Insurgency Provides Financial Lure
Iraqi officials say jobless men are becoming insurgents in order to earn money.
Civilian and military officials here say locals who have joined the insurgency were driven to do so by the high unemployment rate.
A recent UN survey found that around a fifth of the Iraqi population was out of work, with most of those in employment having to find more than one job to make ends meet.
Ninewa governor Duraed Kashmoola told IWPR 90 per cent of the insurgents in Mosul are not “believers” but, because of financial hardship, are drawn into the ranks of the militants where they can earn a few hundred dollars for planting a roadside bomb.
“Integrating them back into society is not a complicated, mystifying thing,” said Kashmoola. “The reconstruction projects we are asking for would reduce unemployment and so eliminate the insurgency.”
Brigadier General Salim al-Haj Isa, head of Ninewa council and a retired member of the local security committee, said officials are trying to implement projects that will provide jobs for people.
He said this was a matter of urgency because the rising cost of goods and house price inflation were putting a severe financial burden on local people.
He agreed with the governor that militants were less driven by religious zeal than a desperate need to make money.
“Escalating unemployment and the deteriorating economic situations play a major role in pushing Iraqis into joining the insurgency,” he said.
American officials here refuse to accept this view, insisting that most of the militants in the area were foreign fighters.
“There is no direct relation between the economy and the insurgency,” said Sergeant First Class James Joyner of the Stryker Brigade. “The insurgents coming from abroad are killing Iraqis for no reason. And here’s my question: why are they doing this and what do they want?”
Locals are meanwhile divided about whether more American investment in the area would assuage the grievances many feel towards the Coalition forces.

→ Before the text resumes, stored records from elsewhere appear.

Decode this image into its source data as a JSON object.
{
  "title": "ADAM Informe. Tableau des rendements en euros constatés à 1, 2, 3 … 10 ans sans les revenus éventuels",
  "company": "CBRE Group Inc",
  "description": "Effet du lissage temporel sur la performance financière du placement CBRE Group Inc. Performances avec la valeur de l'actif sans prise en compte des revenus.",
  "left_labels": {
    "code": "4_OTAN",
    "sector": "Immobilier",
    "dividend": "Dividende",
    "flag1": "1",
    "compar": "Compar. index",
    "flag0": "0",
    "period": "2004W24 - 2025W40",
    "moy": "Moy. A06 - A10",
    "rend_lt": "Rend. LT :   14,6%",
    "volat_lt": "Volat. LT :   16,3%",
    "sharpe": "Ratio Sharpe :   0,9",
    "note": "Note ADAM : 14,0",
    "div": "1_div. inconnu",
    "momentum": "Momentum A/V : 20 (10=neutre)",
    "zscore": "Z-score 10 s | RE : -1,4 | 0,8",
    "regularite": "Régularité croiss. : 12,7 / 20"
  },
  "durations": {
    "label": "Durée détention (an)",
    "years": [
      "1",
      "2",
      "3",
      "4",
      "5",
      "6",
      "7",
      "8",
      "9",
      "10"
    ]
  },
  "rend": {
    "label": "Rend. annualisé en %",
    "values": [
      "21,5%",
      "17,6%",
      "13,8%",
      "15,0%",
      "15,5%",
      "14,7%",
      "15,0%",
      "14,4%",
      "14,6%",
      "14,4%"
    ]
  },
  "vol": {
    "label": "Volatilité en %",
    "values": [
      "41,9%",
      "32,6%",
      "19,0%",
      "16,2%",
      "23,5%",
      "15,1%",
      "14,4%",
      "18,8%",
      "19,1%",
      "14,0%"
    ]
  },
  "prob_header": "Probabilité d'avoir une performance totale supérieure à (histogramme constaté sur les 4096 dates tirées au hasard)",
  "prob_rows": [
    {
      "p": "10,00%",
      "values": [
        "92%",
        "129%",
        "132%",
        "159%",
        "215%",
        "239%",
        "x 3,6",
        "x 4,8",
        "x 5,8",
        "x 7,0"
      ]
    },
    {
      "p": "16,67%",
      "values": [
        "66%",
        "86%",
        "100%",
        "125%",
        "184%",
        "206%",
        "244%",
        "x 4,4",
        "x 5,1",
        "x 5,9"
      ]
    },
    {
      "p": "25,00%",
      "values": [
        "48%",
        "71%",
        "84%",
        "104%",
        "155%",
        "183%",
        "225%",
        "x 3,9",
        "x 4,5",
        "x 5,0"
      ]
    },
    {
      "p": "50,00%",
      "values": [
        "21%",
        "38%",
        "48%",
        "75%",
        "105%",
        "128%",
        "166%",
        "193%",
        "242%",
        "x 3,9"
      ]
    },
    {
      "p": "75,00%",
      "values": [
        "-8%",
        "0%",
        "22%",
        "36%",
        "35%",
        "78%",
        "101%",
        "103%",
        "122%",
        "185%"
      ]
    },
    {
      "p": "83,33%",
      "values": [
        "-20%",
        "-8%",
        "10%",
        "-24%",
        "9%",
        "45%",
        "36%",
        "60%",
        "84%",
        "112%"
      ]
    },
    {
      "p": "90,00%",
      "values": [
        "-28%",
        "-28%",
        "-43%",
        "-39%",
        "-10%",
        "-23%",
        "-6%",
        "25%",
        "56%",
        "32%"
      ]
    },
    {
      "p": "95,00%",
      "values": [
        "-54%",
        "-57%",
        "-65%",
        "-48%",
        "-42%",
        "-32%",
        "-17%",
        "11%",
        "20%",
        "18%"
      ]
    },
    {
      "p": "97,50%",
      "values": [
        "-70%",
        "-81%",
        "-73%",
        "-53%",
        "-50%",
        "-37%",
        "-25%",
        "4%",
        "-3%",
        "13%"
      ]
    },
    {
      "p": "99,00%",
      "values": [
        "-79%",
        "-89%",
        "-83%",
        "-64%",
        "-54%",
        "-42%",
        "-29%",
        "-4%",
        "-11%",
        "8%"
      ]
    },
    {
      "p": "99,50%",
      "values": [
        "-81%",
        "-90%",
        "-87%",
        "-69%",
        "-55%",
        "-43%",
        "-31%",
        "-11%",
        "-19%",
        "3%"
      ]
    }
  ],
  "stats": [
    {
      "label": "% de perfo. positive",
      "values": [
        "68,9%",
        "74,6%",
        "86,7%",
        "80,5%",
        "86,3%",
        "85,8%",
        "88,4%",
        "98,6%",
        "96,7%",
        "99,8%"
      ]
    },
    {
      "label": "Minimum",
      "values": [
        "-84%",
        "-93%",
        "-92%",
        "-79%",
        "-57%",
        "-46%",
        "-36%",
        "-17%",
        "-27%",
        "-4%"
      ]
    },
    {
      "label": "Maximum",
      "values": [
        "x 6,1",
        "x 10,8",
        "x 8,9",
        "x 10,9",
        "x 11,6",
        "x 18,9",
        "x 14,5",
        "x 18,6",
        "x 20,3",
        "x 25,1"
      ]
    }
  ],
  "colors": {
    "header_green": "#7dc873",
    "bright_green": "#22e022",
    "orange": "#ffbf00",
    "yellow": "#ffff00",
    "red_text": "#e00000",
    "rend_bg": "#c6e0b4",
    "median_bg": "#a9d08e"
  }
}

Housewife Amal Ameen said if unemployment is eliminated, and Iraqis have what they need to live a good life, they will “love Americans because man loves whoever helps him”.
However, grocer Mohammed Saleh said it didn’t matter how many jobs the US helped to create, “Whatever the Americans do, people will not like them because they are regarded as occupying forces.”
Teacher Qasim Mohammed Goran said providing jobs and rebuilding the city will have mixed results in terms of the way people perceive Coalition troops.
“Those who don’t hate the Americans will love them,” he said. “But those who hate them will hate them more and more.”
Hisham Mohammed is an IWPR trainee in Mosul.